Ich bin aktive Gesellschafterin und stolz darauf, für ein so erfolgreiches Familienunternehmen in der vierten Generation tätig zu sein. Als Familienunternehmen zu agieren spielt eine enorme Rolle. Daher stehen Firmeninteressen immer ganz klar vor den Privatinteressen einzelner Familienmitglieder. Alle Gesellschafter haben sich einem Firmenkodex verschrieben, der auch so gelebt wird.
Angesichts des verschärften Wettbewerbs in der Autobranche wäre es einfacher, wenn Ihre Familie die Firma jetzt verkaufen würde.
Diese Frage verstehe ich nicht. Ein Verkauf ist indiskutabel und kommt für uns nicht in Frage.
Können Sie aus dem Unternehmen etwas lernen für den Kunstmarkt?
Ja, auch im Kunstmarkt muss man - ähnlich der Einkaufsstrategie im Management - clever verhandeln. Ich erwarte einen Institutionsrabatt - ohne den tätige ich keinen Einkauf. Was die Kunst an sich betrifft: Über die vielen Jahre habe ich durch das Familienunternehmen vor allem zwei elementare Prinzipien kennen und schätzen gelernt, Verbindlichkeit und Verantwortung. Das unterscheidet ein Familienunternehmen von einem großen anonymen Konzern mit wechselnder Eigentumsstruktur. Das langfristige verantwortungsvolle Wirtschaften hat mich sehr geprägt. Vielleicht lege ich auch deshalb in meinem eigenen Ausstellungshaus einen so großen Wert auf die Themen Archivierung und Konservierung. Ich will die Sammlung nicht nur gut erhalten, sondern an die nächste Generation weitergeben.
Sie sind Diplom-Betriebswirtin.
Ja, ich habe in Bamberg Betriebswirtschaft mit Schwerpunkt Automobilwirtschaft studiert.
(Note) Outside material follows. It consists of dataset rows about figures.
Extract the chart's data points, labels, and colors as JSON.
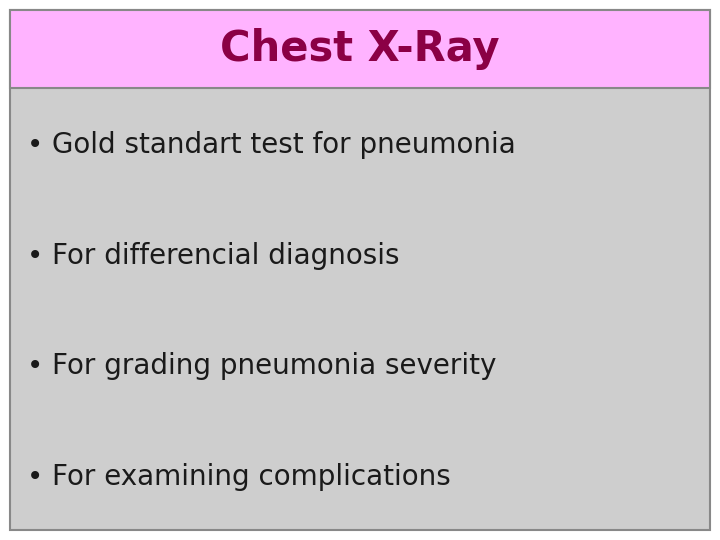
{
  "title": "Chest X-Ray",
  "title_color": "#8B0045",
  "title_bg_color": "#FFB3FF",
  "title_font_size": 30,
  "bullet_points": [
    "Gold standart test for pneumonia",
    "For differencial diagnosis",
    "For grading pneumonia severity",
    "For examining complications"
  ],
  "bullet_color": "#1a1a1a",
  "bullet_font_size": 20,
  "body_bg_color": "#CECECE",
  "outer_bg_color": "#FFFFFF",
  "border_color": "#888888",
  "fig_width": 7.2,
  "fig_height": 5.4,
  "dpi": 100
}
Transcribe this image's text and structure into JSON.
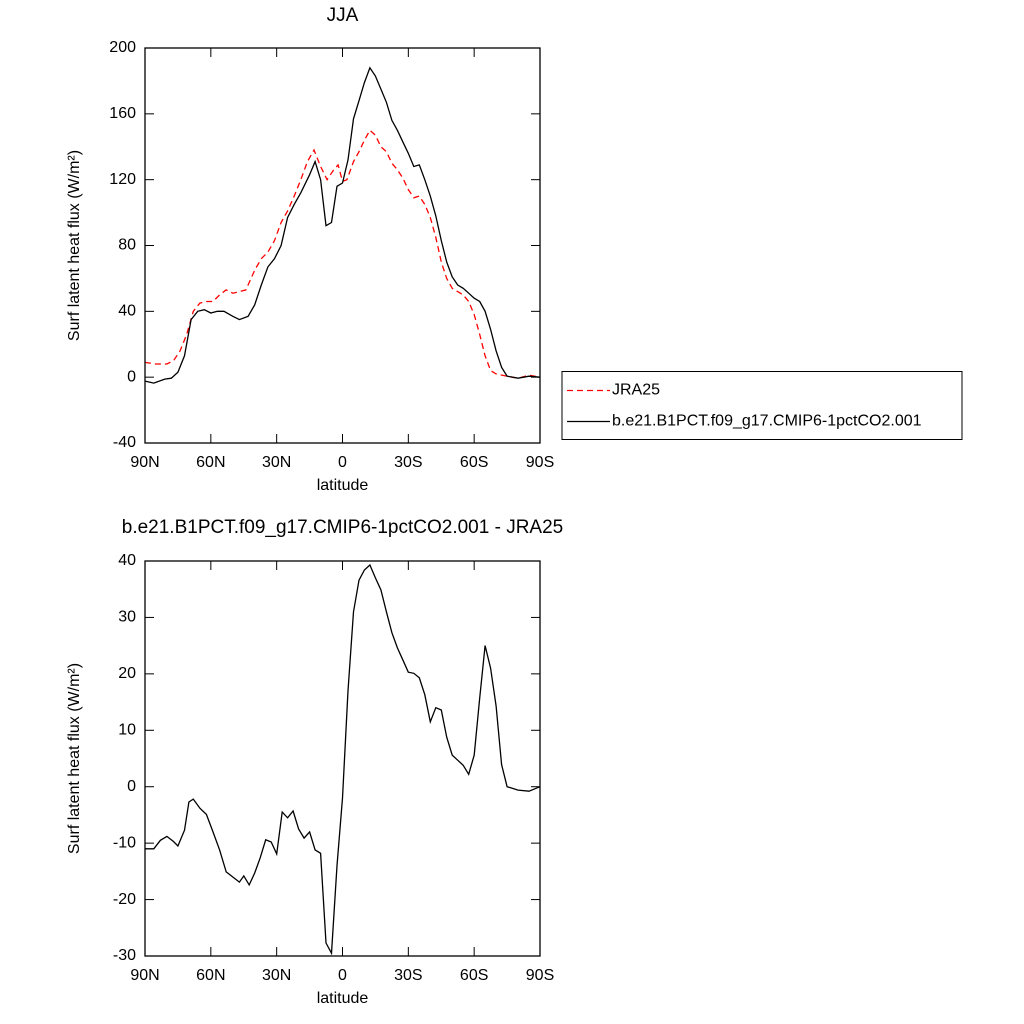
{
  "chart_data": [
    {
      "type": "line",
      "title": "JJA",
      "xlabel": "latitude",
      "ylabel": "Surf latent heat flux (W/m²)",
      "xlim": [
        90,
        -90
      ],
      "xticks": [
        {
          "value": 90,
          "label": "90N"
        },
        {
          "value": 60,
          "label": "60N"
        },
        {
          "value": 30,
          "label": "30N"
        },
        0,
        {
          "value": -30,
          "label": "30S"
        },
        {
          "value": -60,
          "label": "60S"
        },
        {
          "value": -90,
          "label": "90S"
        }
      ],
      "ylim": [
        -40,
        200
      ],
      "yticks": [
        -40,
        0,
        40,
        80,
        120,
        160,
        200
      ],
      "legend": "right",
      "series": [
        {
          "name": "JRA25",
          "color": "#ff0000",
          "dash": true,
          "x": [
            90,
            85,
            80,
            77,
            74,
            71,
            68,
            65,
            62,
            59,
            56,
            53,
            50,
            47,
            44,
            40,
            37,
            34,
            31,
            28,
            25,
            22,
            19,
            16,
            13,
            10,
            7,
            4,
            2,
            0,
            -2,
            -5,
            -7.5,
            -10,
            -12.5,
            -15,
            -17.5,
            -20,
            -22.5,
            -25,
            -27.5,
            -30,
            -32.5,
            -35,
            -37.5,
            -40,
            -42.5,
            -45,
            -47.5,
            -50,
            -52.5,
            -55,
            -57.5,
            -60,
            -62.5,
            -65,
            -67.5,
            -70,
            -75,
            -80,
            -85,
            -90
          ],
          "values": [
            9,
            8,
            8,
            10,
            16,
            26,
            40,
            45,
            46,
            46,
            50,
            53,
            51,
            52,
            53,
            65,
            72,
            76,
            83,
            94,
            101,
            110,
            120,
            131,
            138,
            128,
            120,
            126,
            129,
            119,
            120,
            131,
            137,
            144,
            150,
            147,
            140,
            137,
            130,
            126,
            121,
            114,
            109,
            110,
            105,
            97,
            85,
            70,
            60,
            54,
            52,
            50,
            46,
            38,
            26,
            13,
            4,
            2,
            0.6,
            -0.6,
            1.2,
            0
          ]
        },
        {
          "name": "b.e21.B1PCT.f09_g17.CMIP6-1pctCO2.001",
          "color": "#000000",
          "dash": false,
          "x": [
            90,
            86,
            81,
            78,
            75,
            72,
            69,
            66,
            63,
            60,
            57,
            54,
            50,
            47,
            43,
            40,
            37,
            34,
            31,
            28,
            25,
            22,
            19,
            15,
            12.5,
            10,
            7.5,
            5,
            2.5,
            0,
            -2.5,
            -5,
            -7.5,
            -10,
            -12.5,
            -15,
            -17.5,
            -20,
            -22.5,
            -25,
            -27.5,
            -30,
            -32.5,
            -35,
            -37.5,
            -40,
            -42.5,
            -45,
            -47.5,
            -50,
            -52.5,
            -55,
            -57.5,
            -60,
            -62.5,
            -65,
            -67.5,
            -70,
            -72.5,
            -75,
            -80,
            -85,
            -90
          ],
          "values": [
            -2.4,
            -3.6,
            -1.2,
            -0.6,
            3,
            13,
            35,
            40,
            41,
            39,
            40,
            40,
            37,
            35,
            37,
            44,
            56,
            67,
            72,
            80,
            97,
            105,
            112,
            123,
            131,
            120,
            92,
            94,
            116,
            118,
            132,
            157,
            168,
            179,
            188,
            183,
            175,
            167,
            156,
            150,
            143,
            136,
            128,
            129,
            120,
            110,
            98,
            83,
            70,
            61,
            56,
            54,
            51,
            48,
            46,
            40,
            29,
            16,
            6,
            0.6,
            -0.6,
            0.6,
            0
          ]
        }
      ]
    },
    {
      "type": "line",
      "title": "b.e21.B1PCT.f09_g17.CMIP6-1pctCO2.001 - JRA25",
      "xlabel": "latitude",
      "ylabel": "Surf latent heat flux (W/m²)",
      "xlim": [
        90,
        -90
      ],
      "xticks": [
        {
          "value": 90,
          "label": "90N"
        },
        {
          "value": 60,
          "label": "60N"
        },
        {
          "value": 30,
          "label": "30N"
        },
        0,
        {
          "value": -30,
          "label": "30S"
        },
        {
          "value": -60,
          "label": "60S"
        },
        {
          "value": -90,
          "label": "90S"
        }
      ],
      "ylim": [
        -30,
        40
      ],
      "yticks": [
        -30,
        -20,
        -10,
        0,
        10,
        20,
        30,
        40
      ],
      "series": [
        {
          "color": "#000000",
          "dash": false,
          "x": [
            90,
            86,
            83,
            80,
            77,
            75,
            72,
            70,
            68,
            65,
            62,
            59,
            56,
            53,
            50,
            47,
            45,
            42.5,
            40,
            37.5,
            35,
            32.5,
            30,
            27.5,
            25,
            22.5,
            20,
            17.5,
            15,
            12.5,
            10,
            7.5,
            5,
            2.5,
            0,
            -2.5,
            -5,
            -7.5,
            -10,
            -12.5,
            -15,
            -17.5,
            -20,
            -22.5,
            -25,
            -27.5,
            -30,
            -32.5,
            -35,
            -37.5,
            -40,
            -42.5,
            -45,
            -47.5,
            -50,
            -52.5,
            -55,
            -57.5,
            -60,
            -62.5,
            -65,
            -67.5,
            -70,
            -72.5,
            -75,
            -80,
            -85,
            -90
          ],
          "values": [
            -11,
            -11,
            -9.5,
            -8.8,
            -9.7,
            -10.5,
            -7.7,
            -2.7,
            -2.2,
            -3.8,
            -4.9,
            -8,
            -11.2,
            -15.1,
            -16,
            -16.9,
            -15.8,
            -17.4,
            -15.3,
            -12.6,
            -9.4,
            -9.8,
            -11.9,
            -4.5,
            -5.5,
            -4.3,
            -7.5,
            -9.1,
            -8,
            -11.2,
            -11.8,
            -27.7,
            -29.5,
            -14,
            -2,
            17,
            31,
            36.6,
            38.4,
            39.3,
            37,
            34.9,
            31,
            27.3,
            24.6,
            22.5,
            20.3,
            20.1,
            19.3,
            16.3,
            11.5,
            14,
            13.6,
            8.8,
            5.6,
            4.7,
            3.8,
            2.2,
            5.6,
            15.7,
            25,
            21,
            14.3,
            3.9,
            0,
            -0.6,
            -0.8,
            0
          ]
        }
      ]
    }
  ]
}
Durchblicken Sie die Autotechnik eigentlich?
Technisches Detailwissen wird als Gesellschafterin glücklicherweise nicht von mir verlangt. Dafür haben wir hervorragende Ingenieure. Mein Aufgabenbereich umfasst die strategische Ausrichtung und Langfristplanung der Brose Unternehmensgruppe.
Kann man denn von der Kunst etwas lernen fürs Geschäft?
Ich bin davon überzeugt, dass Kunst als Motivation und Impulsgeber dienen und neue Denkanstöße ermöglichen kann. Soft Skills werden im Managementbereich immer wichtiger. Deshalb integrieren viele Unternehmen Kunst oder eine Kunstsammlung in ihre Unternehmensphilosophie. Im übrigen glaube ich, dass Manager und Künstler wesensverwandt sind. Beide kennzeichnet die Fähigkeit zu Mut, Improvisation und visionärem Denken.
Aber der Umgang mit quasi-göttlichen Künstlern ist bestimmt nicht so einfach.
Ich finde die Frage despektierlich. Solche Künstler kenne ich nicht. Die Künstler, mit denen ich arbeite, zeichnen sich durch Ernsthaftigkeit und Professionalität aus. Ich verstehe es als große Bereicherung, mich mit ihnen auszutauschen.